Na argument, że jedynie państwo narodowe może sobie poradzić z pandemią COVID-19, odpowiada, że to nonsens. - Sama nazwa pandemia mówi, że to jest zjawisko ponadnarodowe i opowiada się o tym, że to naród sobie poradzi, bo granice zamkną. Równie dobrze możemy sobie wyobrazić świat, że granice województw zostaną zamknięte i wtedy powiemy, że jedynym sposobem na wszystkie kłopoty są województwa - zwrócił uwagę.

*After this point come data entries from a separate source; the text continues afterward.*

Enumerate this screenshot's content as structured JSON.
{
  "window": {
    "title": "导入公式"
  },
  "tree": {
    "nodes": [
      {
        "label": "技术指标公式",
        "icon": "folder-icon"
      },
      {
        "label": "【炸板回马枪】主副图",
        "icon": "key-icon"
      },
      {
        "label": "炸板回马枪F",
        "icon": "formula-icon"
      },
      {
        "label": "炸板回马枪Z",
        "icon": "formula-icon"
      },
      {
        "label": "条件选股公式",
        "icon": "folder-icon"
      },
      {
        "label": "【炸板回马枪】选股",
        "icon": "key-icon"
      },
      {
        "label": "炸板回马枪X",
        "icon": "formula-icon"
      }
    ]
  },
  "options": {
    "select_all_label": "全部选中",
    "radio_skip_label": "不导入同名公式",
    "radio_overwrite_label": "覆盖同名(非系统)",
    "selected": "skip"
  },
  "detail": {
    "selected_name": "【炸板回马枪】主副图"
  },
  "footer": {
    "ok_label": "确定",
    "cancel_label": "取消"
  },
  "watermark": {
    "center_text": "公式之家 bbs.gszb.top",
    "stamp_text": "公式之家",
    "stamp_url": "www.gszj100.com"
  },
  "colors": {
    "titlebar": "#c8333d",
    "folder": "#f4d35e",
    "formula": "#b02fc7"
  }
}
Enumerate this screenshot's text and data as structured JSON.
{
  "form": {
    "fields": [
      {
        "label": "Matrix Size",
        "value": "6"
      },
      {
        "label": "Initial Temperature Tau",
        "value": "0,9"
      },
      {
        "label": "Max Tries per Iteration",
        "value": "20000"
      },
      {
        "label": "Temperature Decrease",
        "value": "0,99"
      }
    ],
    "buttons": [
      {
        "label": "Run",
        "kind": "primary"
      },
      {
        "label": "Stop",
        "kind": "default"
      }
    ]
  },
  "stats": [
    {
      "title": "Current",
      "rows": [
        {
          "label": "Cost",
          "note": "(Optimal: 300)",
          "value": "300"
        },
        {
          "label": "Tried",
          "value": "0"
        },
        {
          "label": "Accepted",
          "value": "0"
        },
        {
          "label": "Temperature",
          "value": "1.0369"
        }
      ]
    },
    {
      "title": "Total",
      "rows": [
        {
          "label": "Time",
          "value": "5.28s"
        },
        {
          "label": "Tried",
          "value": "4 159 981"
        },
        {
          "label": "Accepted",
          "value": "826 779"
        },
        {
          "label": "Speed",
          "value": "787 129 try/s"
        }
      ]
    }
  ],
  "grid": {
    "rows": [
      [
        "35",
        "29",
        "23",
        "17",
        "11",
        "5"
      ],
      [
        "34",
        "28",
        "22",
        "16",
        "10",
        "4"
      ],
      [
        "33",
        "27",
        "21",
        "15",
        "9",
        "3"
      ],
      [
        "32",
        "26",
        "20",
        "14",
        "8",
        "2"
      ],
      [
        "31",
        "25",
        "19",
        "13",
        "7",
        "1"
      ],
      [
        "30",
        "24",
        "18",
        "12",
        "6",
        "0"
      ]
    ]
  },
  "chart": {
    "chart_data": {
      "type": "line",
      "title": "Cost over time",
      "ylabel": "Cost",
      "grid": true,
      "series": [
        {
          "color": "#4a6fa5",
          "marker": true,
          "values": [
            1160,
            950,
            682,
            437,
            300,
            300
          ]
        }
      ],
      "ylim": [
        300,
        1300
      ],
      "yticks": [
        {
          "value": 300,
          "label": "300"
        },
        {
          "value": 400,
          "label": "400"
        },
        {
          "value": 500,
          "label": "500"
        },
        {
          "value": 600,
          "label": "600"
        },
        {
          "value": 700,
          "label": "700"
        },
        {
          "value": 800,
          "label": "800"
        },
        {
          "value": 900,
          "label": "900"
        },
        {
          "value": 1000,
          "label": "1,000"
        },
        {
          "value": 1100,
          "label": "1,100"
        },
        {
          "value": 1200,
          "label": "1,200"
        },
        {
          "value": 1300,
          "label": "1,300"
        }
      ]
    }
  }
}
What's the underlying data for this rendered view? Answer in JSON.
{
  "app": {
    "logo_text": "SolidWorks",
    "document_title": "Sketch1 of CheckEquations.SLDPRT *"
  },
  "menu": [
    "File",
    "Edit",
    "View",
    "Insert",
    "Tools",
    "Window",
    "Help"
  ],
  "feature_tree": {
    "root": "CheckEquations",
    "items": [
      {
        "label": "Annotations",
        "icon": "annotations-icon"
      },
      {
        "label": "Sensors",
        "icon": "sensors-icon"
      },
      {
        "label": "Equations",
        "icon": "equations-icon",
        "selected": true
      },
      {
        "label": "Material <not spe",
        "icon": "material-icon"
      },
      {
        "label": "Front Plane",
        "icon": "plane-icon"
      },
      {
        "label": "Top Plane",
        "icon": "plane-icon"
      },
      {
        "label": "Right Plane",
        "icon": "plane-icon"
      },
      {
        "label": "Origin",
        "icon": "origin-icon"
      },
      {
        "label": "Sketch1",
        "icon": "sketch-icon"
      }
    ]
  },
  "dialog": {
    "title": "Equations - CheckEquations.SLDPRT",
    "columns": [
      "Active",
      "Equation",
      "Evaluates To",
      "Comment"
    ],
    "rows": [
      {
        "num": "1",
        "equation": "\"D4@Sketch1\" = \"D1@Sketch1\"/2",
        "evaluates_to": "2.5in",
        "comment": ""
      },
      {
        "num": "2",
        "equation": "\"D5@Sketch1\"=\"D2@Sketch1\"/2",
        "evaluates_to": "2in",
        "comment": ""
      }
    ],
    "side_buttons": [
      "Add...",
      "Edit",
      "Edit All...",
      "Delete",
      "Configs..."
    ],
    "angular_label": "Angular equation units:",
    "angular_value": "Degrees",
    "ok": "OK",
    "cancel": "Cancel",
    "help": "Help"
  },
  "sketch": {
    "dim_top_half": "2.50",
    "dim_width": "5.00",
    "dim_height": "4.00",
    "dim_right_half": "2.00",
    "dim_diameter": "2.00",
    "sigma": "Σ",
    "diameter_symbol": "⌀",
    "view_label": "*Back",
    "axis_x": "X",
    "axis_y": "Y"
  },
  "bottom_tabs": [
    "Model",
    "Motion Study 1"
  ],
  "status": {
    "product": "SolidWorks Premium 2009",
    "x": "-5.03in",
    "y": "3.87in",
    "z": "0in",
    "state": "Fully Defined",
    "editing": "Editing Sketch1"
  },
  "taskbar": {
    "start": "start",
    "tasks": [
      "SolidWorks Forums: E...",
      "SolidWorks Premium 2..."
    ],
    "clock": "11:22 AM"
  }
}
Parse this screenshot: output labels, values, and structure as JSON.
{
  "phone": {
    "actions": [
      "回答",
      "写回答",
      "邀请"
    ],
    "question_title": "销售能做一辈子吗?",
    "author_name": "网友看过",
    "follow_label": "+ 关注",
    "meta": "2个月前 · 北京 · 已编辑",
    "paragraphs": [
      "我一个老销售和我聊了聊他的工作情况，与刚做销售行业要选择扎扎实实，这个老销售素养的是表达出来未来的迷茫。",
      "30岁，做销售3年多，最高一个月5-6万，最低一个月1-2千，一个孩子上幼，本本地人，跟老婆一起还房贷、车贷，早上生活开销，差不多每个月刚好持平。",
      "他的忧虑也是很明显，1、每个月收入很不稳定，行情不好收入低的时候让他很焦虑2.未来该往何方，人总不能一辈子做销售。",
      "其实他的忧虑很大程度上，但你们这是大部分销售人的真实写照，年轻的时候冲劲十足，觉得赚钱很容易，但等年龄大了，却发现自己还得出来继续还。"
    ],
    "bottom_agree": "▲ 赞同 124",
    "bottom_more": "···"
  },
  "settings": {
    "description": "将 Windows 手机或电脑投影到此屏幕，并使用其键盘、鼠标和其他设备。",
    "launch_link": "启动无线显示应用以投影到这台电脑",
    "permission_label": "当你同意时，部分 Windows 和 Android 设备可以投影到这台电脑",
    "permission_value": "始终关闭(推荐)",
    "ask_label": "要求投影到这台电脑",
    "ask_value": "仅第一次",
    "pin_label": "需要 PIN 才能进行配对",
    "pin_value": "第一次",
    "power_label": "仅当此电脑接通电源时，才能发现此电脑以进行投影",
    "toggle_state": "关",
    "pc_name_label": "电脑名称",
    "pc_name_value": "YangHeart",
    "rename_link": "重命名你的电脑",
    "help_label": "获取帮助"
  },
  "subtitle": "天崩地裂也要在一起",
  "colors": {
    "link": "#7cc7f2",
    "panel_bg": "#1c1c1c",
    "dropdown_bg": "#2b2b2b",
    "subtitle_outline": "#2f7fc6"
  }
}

Stefan Chwin wyraził niezadowolenie z "wykorzystywania sytuacji w ten sposób, że społeczeństwo zostało pozbawione możliwości publicznego wyrażania swoich opinii poprzez obecność na ulicach". - W związku z tym można przeprowadzić wszystkie ustawy, jakie się tylko chce, bo już nie będzie marszu czarnych parasolek - stwierdził.